A pior crise econômica desde a Grande Depressão trouxe à tona uma das deficiências do sistema americano. Com seu sistema de freios e contrapesos, a Constituição americana tem um viés proposital contra o ativismo. No entanto, ao longo da maior parte do século 20 o governo conseguiu lançar pontes sobre divergências e enfrentar emergências como a Grande Depressão, a Segunda Guerra Mundial e a Guerra Fria. Democratas e republicanos transcendiam suas diferenças porque seus líderes entendiam o peso dos trunfos em jogo.
Na história dos Estados Unidos há apenas um punhado de fracassos comparáveis ao impasse atual. Um deles foi o impasse em torno da abolição ou não da escravatura, que persistiu por mais de meio século e foi resolvido finalmente, na década de 1860, pela Guerra Civil, o conflito mais sangrento da história do país, que causou a morte de 618 mil americanos.
Outro bloqueio político prolongado ocorreu durante as três décadas após a Guerra Civil. Foi uma época em que fazendeiros sofreram com a queda dos preços, a instabilidade do sistema bancário e os monopólios ferroviários que encareciam o transporte das safras. O crescimento do setor manufatureiro gerou condições de trabalho miseráveis que o governo não remediou.
"Não obstante a fantasia libertária,
se este colapso financeiro comprova
alguma coisa, é que
os mercados
não podem governar-se sozinhos."
Naquela época, partidos políticos corruptos e presidentes ineficazes se alternaram no governo, padrão que seria repetido nas décadas seguintes com republicanos e democratas alternando-se em governos falhos. A insatisfação cresceu até que a pressão popular somou-se às administrações reformistas de Theodore Roosevelt e Woodrow Wilson, no século 20. Mas quando Wilson, em 1919, não conseguiu persuadir o Senado a ratificar o Tratado de Versalhes, os Estados Unidos em grande medida recuou para uma postura de isolacionismo, que teve consequências graves para a Europa.
A geração do pós-Segunda Guerra Mundial, contudo, cresceu com a memória de grandes líderes que conseguiram superar obstáculos, como se isso fosse o normal. Franklin D. Roosevelt implementou políticas que arrancaram o país da Grande Depressão e lideraram os Aliados à vitória na Segunda Guerra Mundial; uma sucessão de presidentes, começando com Harry S. Truman, pôde conter o bolchevismo sem desencadear a Terceira Guerra Mundial, até que o sistema soviético ruiu, e Lyndon B. Johnson, apesar de seu fracasso com relação ao Vietnã, cumpriu a promessa dos direitos civis para os americanos negros.
O mundo se acostumou a esperar esse tipo de liderança dos EUA. E em 2008, quando o colapso financeiro ficou crítico, muitos de nós tínhamos a esperança de que Obama fosse esse tipo de líder. Mas ele não tem sido capaz de romper o impasse partidário, e a confiança na capacidade dele de efetuar mudanças se enfraqueceu.

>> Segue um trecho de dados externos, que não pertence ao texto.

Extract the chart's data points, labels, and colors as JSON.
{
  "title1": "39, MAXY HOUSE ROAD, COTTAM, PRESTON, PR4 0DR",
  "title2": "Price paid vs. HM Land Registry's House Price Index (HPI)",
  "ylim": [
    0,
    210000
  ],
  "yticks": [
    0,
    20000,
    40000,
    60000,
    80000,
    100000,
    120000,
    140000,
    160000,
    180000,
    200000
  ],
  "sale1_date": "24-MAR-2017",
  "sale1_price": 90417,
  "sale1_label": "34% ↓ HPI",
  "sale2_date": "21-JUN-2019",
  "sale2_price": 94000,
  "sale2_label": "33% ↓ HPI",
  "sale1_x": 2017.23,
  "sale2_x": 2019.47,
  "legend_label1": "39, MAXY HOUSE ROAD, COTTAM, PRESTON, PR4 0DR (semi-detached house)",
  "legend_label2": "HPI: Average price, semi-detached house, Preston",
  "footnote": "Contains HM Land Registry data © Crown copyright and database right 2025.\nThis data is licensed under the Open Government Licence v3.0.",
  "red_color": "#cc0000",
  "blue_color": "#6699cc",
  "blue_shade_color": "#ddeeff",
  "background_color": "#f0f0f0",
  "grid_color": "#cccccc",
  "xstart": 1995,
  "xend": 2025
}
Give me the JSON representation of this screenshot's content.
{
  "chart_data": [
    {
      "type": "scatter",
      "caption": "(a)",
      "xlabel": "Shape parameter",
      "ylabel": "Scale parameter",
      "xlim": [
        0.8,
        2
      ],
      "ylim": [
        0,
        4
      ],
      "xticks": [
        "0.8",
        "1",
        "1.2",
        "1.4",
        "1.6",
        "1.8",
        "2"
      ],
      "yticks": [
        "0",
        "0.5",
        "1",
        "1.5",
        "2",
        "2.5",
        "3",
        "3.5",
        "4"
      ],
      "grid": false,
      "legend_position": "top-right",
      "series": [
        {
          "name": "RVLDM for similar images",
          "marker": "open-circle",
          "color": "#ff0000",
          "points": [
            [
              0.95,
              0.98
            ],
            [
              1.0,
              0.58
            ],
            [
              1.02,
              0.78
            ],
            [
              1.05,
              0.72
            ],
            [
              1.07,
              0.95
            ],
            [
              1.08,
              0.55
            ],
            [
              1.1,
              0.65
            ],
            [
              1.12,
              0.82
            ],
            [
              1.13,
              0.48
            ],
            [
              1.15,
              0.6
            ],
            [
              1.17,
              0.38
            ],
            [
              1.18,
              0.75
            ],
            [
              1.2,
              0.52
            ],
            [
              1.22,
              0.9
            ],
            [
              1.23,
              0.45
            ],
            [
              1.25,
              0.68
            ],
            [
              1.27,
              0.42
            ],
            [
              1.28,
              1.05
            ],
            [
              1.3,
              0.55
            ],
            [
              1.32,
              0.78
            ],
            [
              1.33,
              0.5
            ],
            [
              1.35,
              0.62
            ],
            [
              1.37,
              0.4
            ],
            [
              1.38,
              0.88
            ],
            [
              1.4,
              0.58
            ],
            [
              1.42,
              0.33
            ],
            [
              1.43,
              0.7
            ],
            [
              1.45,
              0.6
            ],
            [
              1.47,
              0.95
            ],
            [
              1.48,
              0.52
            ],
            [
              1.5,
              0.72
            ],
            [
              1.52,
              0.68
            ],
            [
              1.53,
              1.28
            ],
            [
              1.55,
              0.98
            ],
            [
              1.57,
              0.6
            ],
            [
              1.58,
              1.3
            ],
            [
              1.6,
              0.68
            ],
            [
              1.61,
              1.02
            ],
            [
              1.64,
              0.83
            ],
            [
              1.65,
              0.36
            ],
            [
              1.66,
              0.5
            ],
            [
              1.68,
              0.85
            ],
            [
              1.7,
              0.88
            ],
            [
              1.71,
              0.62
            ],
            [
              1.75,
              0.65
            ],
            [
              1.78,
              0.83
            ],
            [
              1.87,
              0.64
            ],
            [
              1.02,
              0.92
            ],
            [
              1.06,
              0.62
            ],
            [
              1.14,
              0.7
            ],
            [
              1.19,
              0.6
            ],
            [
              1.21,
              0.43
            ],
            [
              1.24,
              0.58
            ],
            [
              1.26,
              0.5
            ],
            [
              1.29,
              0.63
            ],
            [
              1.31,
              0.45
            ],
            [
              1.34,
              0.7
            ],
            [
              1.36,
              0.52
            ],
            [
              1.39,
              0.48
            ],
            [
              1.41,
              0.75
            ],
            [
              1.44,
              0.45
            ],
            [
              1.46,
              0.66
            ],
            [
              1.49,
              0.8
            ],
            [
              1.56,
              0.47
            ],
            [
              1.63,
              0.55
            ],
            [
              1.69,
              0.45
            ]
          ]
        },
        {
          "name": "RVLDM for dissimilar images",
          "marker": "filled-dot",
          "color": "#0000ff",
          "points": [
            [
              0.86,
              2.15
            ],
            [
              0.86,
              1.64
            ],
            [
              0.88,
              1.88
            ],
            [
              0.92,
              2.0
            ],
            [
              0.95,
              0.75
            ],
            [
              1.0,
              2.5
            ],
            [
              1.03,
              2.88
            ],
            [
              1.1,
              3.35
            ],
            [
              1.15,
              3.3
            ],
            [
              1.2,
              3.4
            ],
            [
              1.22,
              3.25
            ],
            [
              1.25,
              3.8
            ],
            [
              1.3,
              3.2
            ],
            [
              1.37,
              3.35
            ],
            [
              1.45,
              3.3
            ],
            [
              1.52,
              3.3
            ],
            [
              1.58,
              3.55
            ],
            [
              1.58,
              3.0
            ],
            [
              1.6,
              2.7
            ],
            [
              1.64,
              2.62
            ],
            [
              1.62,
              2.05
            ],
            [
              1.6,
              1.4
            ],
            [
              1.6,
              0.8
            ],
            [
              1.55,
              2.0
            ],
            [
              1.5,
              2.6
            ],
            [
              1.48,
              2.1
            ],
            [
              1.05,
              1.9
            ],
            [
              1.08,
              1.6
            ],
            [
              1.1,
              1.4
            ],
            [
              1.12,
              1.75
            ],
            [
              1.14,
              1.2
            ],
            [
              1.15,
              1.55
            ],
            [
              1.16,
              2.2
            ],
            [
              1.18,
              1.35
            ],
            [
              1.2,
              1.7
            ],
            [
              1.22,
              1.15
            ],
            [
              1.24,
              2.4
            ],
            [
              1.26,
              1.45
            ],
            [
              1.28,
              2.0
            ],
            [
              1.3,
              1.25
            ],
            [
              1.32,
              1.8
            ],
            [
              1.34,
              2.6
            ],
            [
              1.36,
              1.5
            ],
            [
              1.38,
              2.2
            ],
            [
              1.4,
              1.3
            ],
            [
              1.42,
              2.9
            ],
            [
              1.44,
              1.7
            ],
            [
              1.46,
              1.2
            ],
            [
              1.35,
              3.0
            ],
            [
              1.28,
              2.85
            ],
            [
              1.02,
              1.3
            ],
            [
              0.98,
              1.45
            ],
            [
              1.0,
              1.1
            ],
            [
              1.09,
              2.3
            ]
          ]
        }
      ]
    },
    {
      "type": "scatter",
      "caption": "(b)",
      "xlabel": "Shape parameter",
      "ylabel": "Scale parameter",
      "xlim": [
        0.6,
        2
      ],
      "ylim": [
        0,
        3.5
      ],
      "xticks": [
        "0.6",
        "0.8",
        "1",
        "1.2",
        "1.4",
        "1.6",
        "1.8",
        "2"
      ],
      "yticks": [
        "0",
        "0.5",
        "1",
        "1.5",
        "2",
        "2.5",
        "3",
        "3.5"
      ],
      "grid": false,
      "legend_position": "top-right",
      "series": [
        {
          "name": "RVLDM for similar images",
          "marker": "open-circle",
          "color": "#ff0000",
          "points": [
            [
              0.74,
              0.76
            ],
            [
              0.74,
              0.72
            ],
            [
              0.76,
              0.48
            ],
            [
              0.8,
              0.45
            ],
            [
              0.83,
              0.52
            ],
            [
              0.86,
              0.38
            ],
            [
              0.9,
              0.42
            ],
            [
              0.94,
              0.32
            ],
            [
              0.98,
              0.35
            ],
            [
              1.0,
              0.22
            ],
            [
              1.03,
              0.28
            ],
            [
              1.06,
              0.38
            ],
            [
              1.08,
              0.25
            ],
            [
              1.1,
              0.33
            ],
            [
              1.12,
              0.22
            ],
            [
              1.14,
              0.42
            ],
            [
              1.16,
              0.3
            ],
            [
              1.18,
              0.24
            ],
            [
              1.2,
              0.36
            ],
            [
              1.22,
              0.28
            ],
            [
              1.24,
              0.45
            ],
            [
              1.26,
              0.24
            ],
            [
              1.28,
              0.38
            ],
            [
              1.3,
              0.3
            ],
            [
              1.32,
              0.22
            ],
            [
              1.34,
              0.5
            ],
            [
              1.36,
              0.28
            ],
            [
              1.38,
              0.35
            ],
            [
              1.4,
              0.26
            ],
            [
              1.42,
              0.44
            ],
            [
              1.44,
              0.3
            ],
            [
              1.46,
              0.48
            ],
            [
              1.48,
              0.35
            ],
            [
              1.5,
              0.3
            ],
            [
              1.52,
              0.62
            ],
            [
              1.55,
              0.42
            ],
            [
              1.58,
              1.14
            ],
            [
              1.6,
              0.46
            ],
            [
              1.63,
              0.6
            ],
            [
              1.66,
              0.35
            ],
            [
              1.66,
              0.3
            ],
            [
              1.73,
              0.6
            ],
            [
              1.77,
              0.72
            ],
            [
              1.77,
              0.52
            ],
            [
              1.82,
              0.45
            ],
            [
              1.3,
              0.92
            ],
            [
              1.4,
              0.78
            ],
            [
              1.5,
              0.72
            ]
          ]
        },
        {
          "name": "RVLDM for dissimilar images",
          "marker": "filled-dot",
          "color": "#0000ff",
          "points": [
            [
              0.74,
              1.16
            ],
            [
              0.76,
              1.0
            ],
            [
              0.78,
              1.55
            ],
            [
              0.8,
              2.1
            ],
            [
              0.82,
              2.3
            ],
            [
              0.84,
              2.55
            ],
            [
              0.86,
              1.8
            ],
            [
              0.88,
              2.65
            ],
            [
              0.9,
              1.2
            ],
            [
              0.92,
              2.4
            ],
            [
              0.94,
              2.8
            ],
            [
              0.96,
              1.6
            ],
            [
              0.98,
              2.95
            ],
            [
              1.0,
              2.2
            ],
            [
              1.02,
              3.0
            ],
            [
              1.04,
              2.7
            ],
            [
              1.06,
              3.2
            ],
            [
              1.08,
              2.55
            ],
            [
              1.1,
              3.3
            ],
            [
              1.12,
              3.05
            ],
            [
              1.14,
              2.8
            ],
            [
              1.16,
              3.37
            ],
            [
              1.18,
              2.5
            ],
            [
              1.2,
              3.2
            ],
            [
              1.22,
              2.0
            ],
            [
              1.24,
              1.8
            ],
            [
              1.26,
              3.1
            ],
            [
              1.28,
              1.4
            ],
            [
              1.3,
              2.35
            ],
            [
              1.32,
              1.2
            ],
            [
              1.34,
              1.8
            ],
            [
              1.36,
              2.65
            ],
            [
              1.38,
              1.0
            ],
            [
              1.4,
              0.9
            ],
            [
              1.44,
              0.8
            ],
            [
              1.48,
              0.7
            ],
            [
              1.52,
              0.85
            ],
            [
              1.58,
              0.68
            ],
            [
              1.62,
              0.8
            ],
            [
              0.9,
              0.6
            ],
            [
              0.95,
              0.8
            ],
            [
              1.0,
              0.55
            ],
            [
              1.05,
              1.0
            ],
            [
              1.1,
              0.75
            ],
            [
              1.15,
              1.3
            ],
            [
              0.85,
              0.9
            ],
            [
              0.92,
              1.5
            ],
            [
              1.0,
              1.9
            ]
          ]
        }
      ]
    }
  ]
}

Nesse clima, o mal-estar popular não se traduz em reformas. Em lugar disso, os protestos se fragmentam em movimentos mal definidos como o Tea Party, à direita, e o Ocupe Wall Street, à esquerda, que se assemelham mais a gritos de angústia que a chamados por um programa coerente.
A política americana do impasse é ecoada pelo sistema constitucional fragmentado da Europa. Os líderes da UE conseguiram comprar tempo, mas não solucionar as causas da instabilidade financeira.
Não obstante a fantasia libertária, se este colapso financeiro comprova alguma coisa, é que os mercados não podem governar-se sozinhos. Os governos precisam reconquistar a confiança de seus cidadãos.
Se isso não for feito, a iniciativa política passará para os extremistas.
Vimos algumas faíscas de liderança quando a chanceler alemã Angela Merkel se mostrou disposta a arriscar sua carreira política para impedir o colapso do euro e da UE. Será preciso mais liderança audaz de ambos os lados do Atlântico para que a democracia possa resolver esta crise grave, ao invés de permitir que ela se inflame, convertendo-se em catástrofe econômica e política.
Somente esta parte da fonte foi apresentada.